3) Read — get books and see online sites
Websites such as Babycenter and Kellymom have great articles on breastfeeding, as well as SmartParents. Well-known American parenting expert Dr William Sears has written several books on the topic, including The Breastfeeding Book: Everything You Need to Know About Nursing Your Child from Birth Through Weaning. The La Leche League International, a non-profit breastfeeding organisation, also offers good nursing advice in The Womanly Art of Breastfeeding.

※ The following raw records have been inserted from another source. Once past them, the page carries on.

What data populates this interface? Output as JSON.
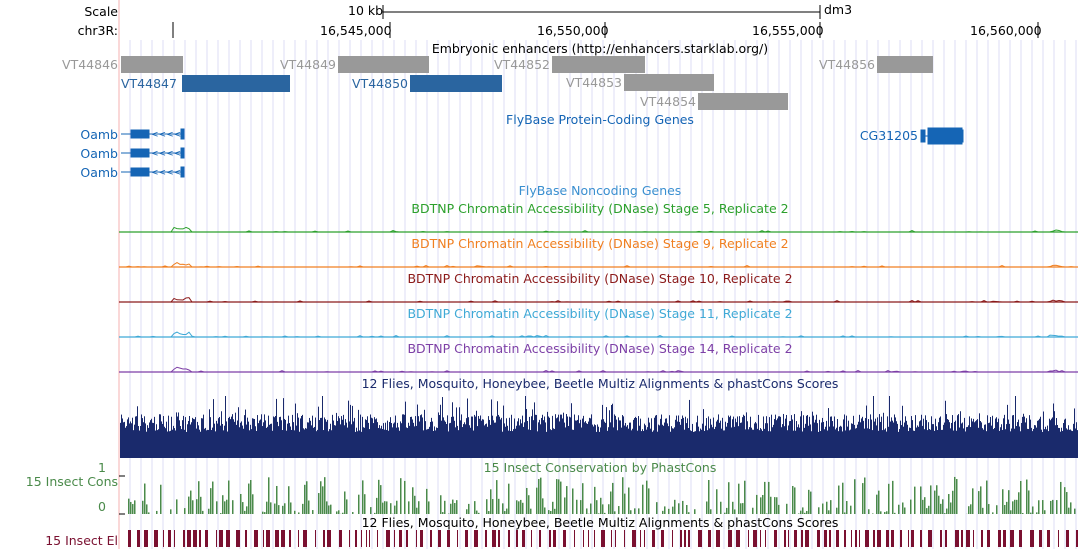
{
  "ruler": {
    "scale_label": "Scale",
    "chrom_label": "chr3R:",
    "scale_bar_text": "10 kb",
    "assembly": "dm3",
    "positions": [
      "16,545,000",
      "16,550,000",
      "16,555,000",
      "16,560,000"
    ]
  },
  "enhancers": {
    "title": "Embryonic enhancers (http://enhancers.starklab.org/)",
    "items": [
      {
        "label": "VT44846",
        "color": "gray"
      },
      {
        "label": "VT44847",
        "color": "blue"
      },
      {
        "label": "VT44849",
        "color": "gray"
      },
      {
        "label": "VT44850",
        "color": "blue"
      },
      {
        "label": "VT44852",
        "color": "gray"
      },
      {
        "label": "VT44853",
        "color": "gray"
      },
      {
        "label": "VT44854",
        "color": "gray"
      },
      {
        "label": "VT44856",
        "color": "gray"
      }
    ]
  },
  "protein_genes": {
    "title": "FlyBase Protein-Coding Genes",
    "genes": [
      "Oamb",
      "Oamb",
      "Oamb",
      "CG31205"
    ]
  },
  "noncoding": {
    "title": "FlyBase Noncoding Genes"
  },
  "dnase_tracks": [
    {
      "title": "BDTNP Chromatin Accessibility (DNase) Stage 5, Replicate 2",
      "color": "#2ca02c"
    },
    {
      "title": "BDTNP Chromatin Accessibility (DNase) Stage 9, Replicate 2",
      "color": "#f07f20"
    },
    {
      "title": "BDTNP Chromatin Accessibility (DNase) Stage 10, Replicate 2",
      "color": "#8b1a1a"
    },
    {
      "title": "BDTNP Chromatin Accessibility (DNase) Stage 11, Replicate 2",
      "color": "#3fa9d6"
    },
    {
      "title": "BDTNP Chromatin Accessibility (DNase) Stage 14, Replicate 2",
      "color": "#7d3fa6"
    }
  ],
  "multiz": {
    "title": "12 Flies, Mosquito, Honeybee, Beetle Multiz Alignments & phastCons Scores"
  },
  "insect_cons": {
    "label": "15 Insect Cons",
    "title": "15 Insect Conservation by PhastCons",
    "axis_max": "1",
    "axis_min": "0"
  },
  "insect_el": {
    "label": "15 Insect El",
    "title": "12 Flies, Mosquito, Honeybee, Beetle Multiz Alignments & phastCons Scores"
  },
  "colors": {
    "gene_blue": "#1565b5",
    "enhancer_gray": "#999999",
    "enhancer_blue": "#2a65a0",
    "multiz_navy": "#1a2a6c",
    "cons_green": "#4a8a4a",
    "el_maroon": "#7a1030",
    "guide_line": "#c8c8f0",
    "left_edge": "#f4b0b0"
  }
}
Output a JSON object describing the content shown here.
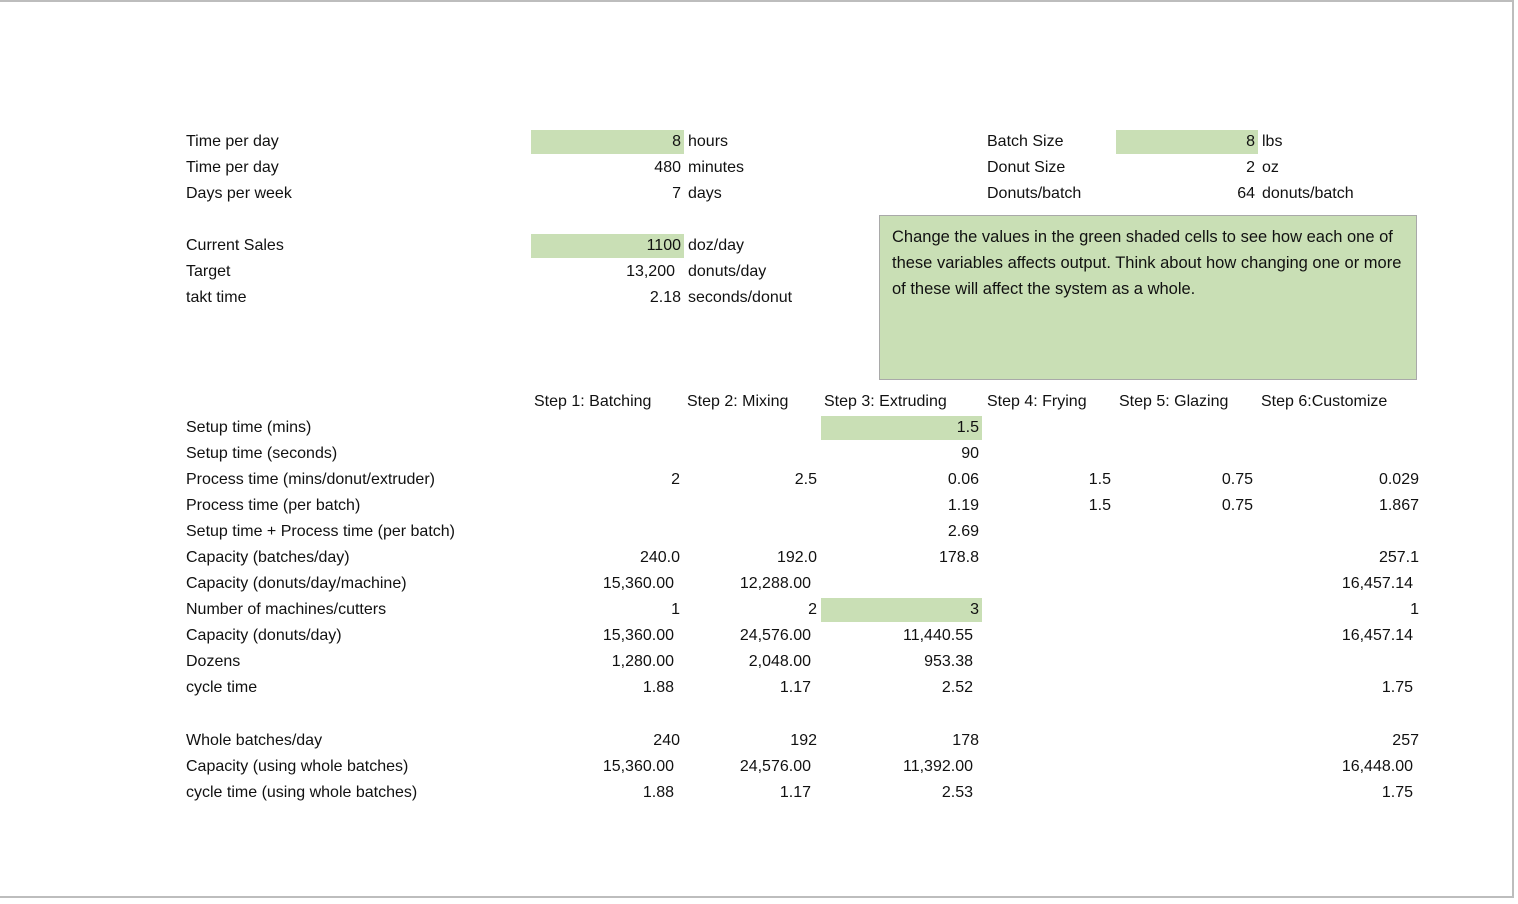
{
  "general": {
    "rows": [
      [
        "Time per day",
        "8",
        "hours"
      ],
      [
        "Time per day",
        "480",
        "minutes"
      ],
      [
        "Days per week",
        "7",
        "days"
      ],
      [
        "Current Sales",
        "1100",
        "doz/day"
      ],
      [
        "Target",
        "13,200",
        "donuts/day"
      ],
      [
        "takt time",
        "2.18",
        "seconds/donut"
      ]
    ]
  },
  "batch": {
    "rows": [
      [
        "Batch Size",
        "8",
        "lbs"
      ],
      [
        "Donut Size",
        "2",
        "oz"
      ],
      [
        "Donuts/batch",
        "64",
        "donuts/batch"
      ]
    ]
  },
  "note": "Change the values in the green shaded cells to see how each one of these variables affects output. Think about how changing one or more of these will affect the system as a whole.",
  "steps": {
    "headers": [
      "Step 1: Batching",
      "Step 2: Mixing",
      "Step 3: Extruding",
      "Step 4: Frying",
      "Step 5: Glazing",
      "Step 6:Customize"
    ],
    "rows": [
      {
        "label": "Setup time (mins)",
        "cells": [
          null,
          null,
          "1.5",
          null,
          null,
          null
        ]
      },
      {
        "label": "Setup time (seconds)",
        "cells": [
          null,
          null,
          "90",
          null,
          null,
          null
        ]
      },
      {
        "label": "Process time (mins/donut/extruder)",
        "cells": [
          "2",
          "2.5",
          "0.06",
          "1.5",
          "0.75",
          "0.029"
        ]
      },
      {
        "label": "Process time (per batch)",
        "cells": [
          null,
          null,
          "1.19",
          "1.5",
          "0.75",
          "1.867"
        ]
      },
      {
        "label": "Setup time + Process time (per batch)",
        "cells": [
          null,
          null,
          "2.69",
          null,
          null,
          null
        ]
      },
      {
        "label": "Capacity (batches/day)",
        "cells": [
          "240.0",
          "192.0",
          "178.8",
          null,
          null,
          "257.1"
        ]
      },
      {
        "label": "Capacity (donuts/day/machine)",
        "cells": [
          "15,360.00",
          "12,288.00",
          null,
          null,
          null,
          "16,457.14"
        ]
      },
      {
        "label": "Number of machines/cutters",
        "cells": [
          "1",
          "2",
          "3",
          null,
          null,
          "1"
        ]
      },
      {
        "label": "Capacity (donuts/day)",
        "cells": [
          "15,360.00",
          "24,576.00",
          "11,440.55",
          null,
          null,
          "16,457.14"
        ]
      },
      {
        "label": "Dozens",
        "cells": [
          "1,280.00",
          "2,048.00",
          "953.38",
          null,
          null,
          null
        ]
      },
      {
        "label": "cycle time",
        "cells": [
          "1.88",
          "1.17",
          "2.52",
          null,
          null,
          "1.75"
        ]
      },
      {
        "label": "Whole batches/day",
        "cells": [
          "240",
          "192",
          "178",
          null,
          null,
          "257"
        ]
      },
      {
        "label": "Capacity (using whole batches)",
        "cells": [
          "15,360.00",
          "24,576.00",
          "11,392.00",
          null,
          null,
          "16,448.00"
        ]
      },
      {
        "label": "cycle time (using whole batches)",
        "cells": [
          "1.88",
          "1.17",
          "2.53",
          null,
          null,
          "1.75"
        ]
      }
    ]
  }
}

4) Prepare the necessary tools
Get fitted for comfy nursing bras that provide good support — but wait until the last couple of weeks of your pregnancy as this is when your breasts are closest to their postpartum size. Buy a quality nursing pillow — besides keeping your baby in the best position as he nurses, you’ll avoid straining your shoulders or neck while he nurses. Other things to include in your shopping list include breast pads for leaks, a breast pump if you plan to express, as well as an ointment to ease sore nipples.
5) Massage your breasts
Start massaging your boobs during the last six weeks of your pregnancy to enable breastmilk to flow more freely, by emptying the milk ducts faster, thereby boosting the production of more milk. Start at the top of your breast and use circular motions while moving towards the nipple. Move again to the outside of your breast in a different spot and repeat. Repeat until you’ve covered the entire breast. Later, you can use this same technique to prep your breasts before you start expressing your breastmilk. Please note that it can be very uncomfortable, and may even hurt.
6) Cash in on the “golden hour”
The first 60 minutes after birth is when your newborn is most alert and primed to latch onto to your breast and nurse. Babies tend to get sleepy and lose interest in nursing once it is past. Dr Pandi points out, “During this time, mothers have a surge of oxytocin hormone, which allows the milk ducts to contract and release colostrum — a pale yellowish liquid filled with antibodies and glucose. It’s everything a newborn needs.”
Dr Mythili Pandi, president of the Breastfeeding Mothers’ Support Group, answers your nursing niggles.
If you’re worried about your supply…
Remember the mantra “frequent feeding means more milk production”. The more frequently your breasts are “emptied”, the faster you’ll make more milk. So, nurse regularly or pump between feeds.
If bub only latches on one side…
Vary the way he’s being held, focussing on the side he seems to spurn. Try the side-lying, “football” or “cross-cradle” hold. You can also start nursing on the favoured side, then switch mid-way to the other side. Be persistent and your baby will learn that both sides are the same and will give both breasts equal attention. To ensure that the milk supply on the less-favoured breast doesn’t decrease, you can hand-express or pump while he nurses on the other side.
If you’re heading back to work…
Introduce a bottle to your mini-muncher — but only after four weeks to prevent nipple confusion. To maintain the breastfeeding routine when you’re in the office, express at the same time junior usually has his feed.